The only thing OP needed was some paragraph breaks. And since you’re being snarky, it’s “complement”.

OP I haven’t experienced this first hand but I imagine it would bother me too. Maybe in another date or so you can broach the subject, perhaps knowing why he speaks that way might help you be less bothered? Don’t know, it’s a tough one.
Anonymous
It bothers you, that’s all the information you need. Move on.
Anonymous
Five dates in is nothing. Give the guy a chance.
Anonymous
Listen to Bob Woodward speak. He speaks slowly, carefully. What about Diane Rehm’s affect? I think you may need to stop judging and start enjoying him. If you can’t do that then obviously move on.
Anonymous
If you can’t stand to hear someone speak, do you want to be listening a lot? Personally, I avoid dating New Yawkers.
Anonymous
That’s why you don’t rely on the texting pre date banter to set the tone. The person, in person, sets the tone. Ignore the texts. You have no chemistry. Move on.
Anonymous
What does affect mean here? Thanks from a non English speaker. (Yes I looked it up in the dictionary already)
Anonymous
head injury? ask him?
Anonymous
Anonymous wrote:Listen to Bob Woodward speak. He speaks slowly, carefully. What about Diane Rehm’s affect? I think you may need to stop judging and start enjoying him. If you can’t do that then obviously move on.

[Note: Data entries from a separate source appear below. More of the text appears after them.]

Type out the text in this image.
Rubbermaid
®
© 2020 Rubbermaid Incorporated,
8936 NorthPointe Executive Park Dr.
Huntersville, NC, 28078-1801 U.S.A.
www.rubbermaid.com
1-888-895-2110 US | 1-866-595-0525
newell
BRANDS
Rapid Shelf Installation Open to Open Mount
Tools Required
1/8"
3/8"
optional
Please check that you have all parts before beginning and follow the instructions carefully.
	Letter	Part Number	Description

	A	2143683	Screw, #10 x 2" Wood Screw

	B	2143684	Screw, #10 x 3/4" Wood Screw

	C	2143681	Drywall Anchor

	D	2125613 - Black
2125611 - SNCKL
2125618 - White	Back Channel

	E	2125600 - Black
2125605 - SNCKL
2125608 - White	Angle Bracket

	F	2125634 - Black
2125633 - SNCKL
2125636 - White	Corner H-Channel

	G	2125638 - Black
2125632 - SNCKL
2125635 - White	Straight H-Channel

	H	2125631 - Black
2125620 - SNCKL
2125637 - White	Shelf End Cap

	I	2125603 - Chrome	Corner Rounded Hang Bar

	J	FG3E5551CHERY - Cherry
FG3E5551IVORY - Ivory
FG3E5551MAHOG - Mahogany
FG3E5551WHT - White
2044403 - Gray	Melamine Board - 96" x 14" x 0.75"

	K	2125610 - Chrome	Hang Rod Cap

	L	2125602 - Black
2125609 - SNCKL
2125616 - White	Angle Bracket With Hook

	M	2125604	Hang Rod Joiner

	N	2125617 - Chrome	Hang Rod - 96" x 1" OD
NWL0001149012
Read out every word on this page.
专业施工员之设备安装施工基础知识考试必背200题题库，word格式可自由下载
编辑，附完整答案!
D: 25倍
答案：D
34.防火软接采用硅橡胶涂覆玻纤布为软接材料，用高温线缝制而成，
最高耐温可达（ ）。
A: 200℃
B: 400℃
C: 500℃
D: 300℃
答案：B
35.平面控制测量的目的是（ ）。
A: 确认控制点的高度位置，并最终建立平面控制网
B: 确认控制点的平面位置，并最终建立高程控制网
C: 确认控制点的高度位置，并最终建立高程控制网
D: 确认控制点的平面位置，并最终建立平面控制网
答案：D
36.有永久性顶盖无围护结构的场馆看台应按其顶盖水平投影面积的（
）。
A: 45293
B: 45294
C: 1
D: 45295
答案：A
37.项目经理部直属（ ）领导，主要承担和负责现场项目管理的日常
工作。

Cannot stand Diane Rehm. She should have retired.
Anonymous
Anonymous wrote:What does affect mean here? Thanks from a non English speaker. (Yes I looked it up in the dictionary already)

In this instance it’s referring to how someone relays emotion and feeling through their voice, facial expressions, and gestures.
Anonymous
Honestly, I could not deal with this. I like witty and charismatic men. We all have different needs. Don't feel bad if you don't want what he has to offer.
Anonymous
Ask him, politely. Some people speak very slowly and thoughtfully. People born with hearing problems can speak that way. My DH was born with a leg problem and walks with a very obvious limp. It took me awhile to get use to it but he had so many other good qualities I soon forgot about it. If you really like the guy don't worry about it.
Anonymous
Why would you want to be with somebody you find annoying?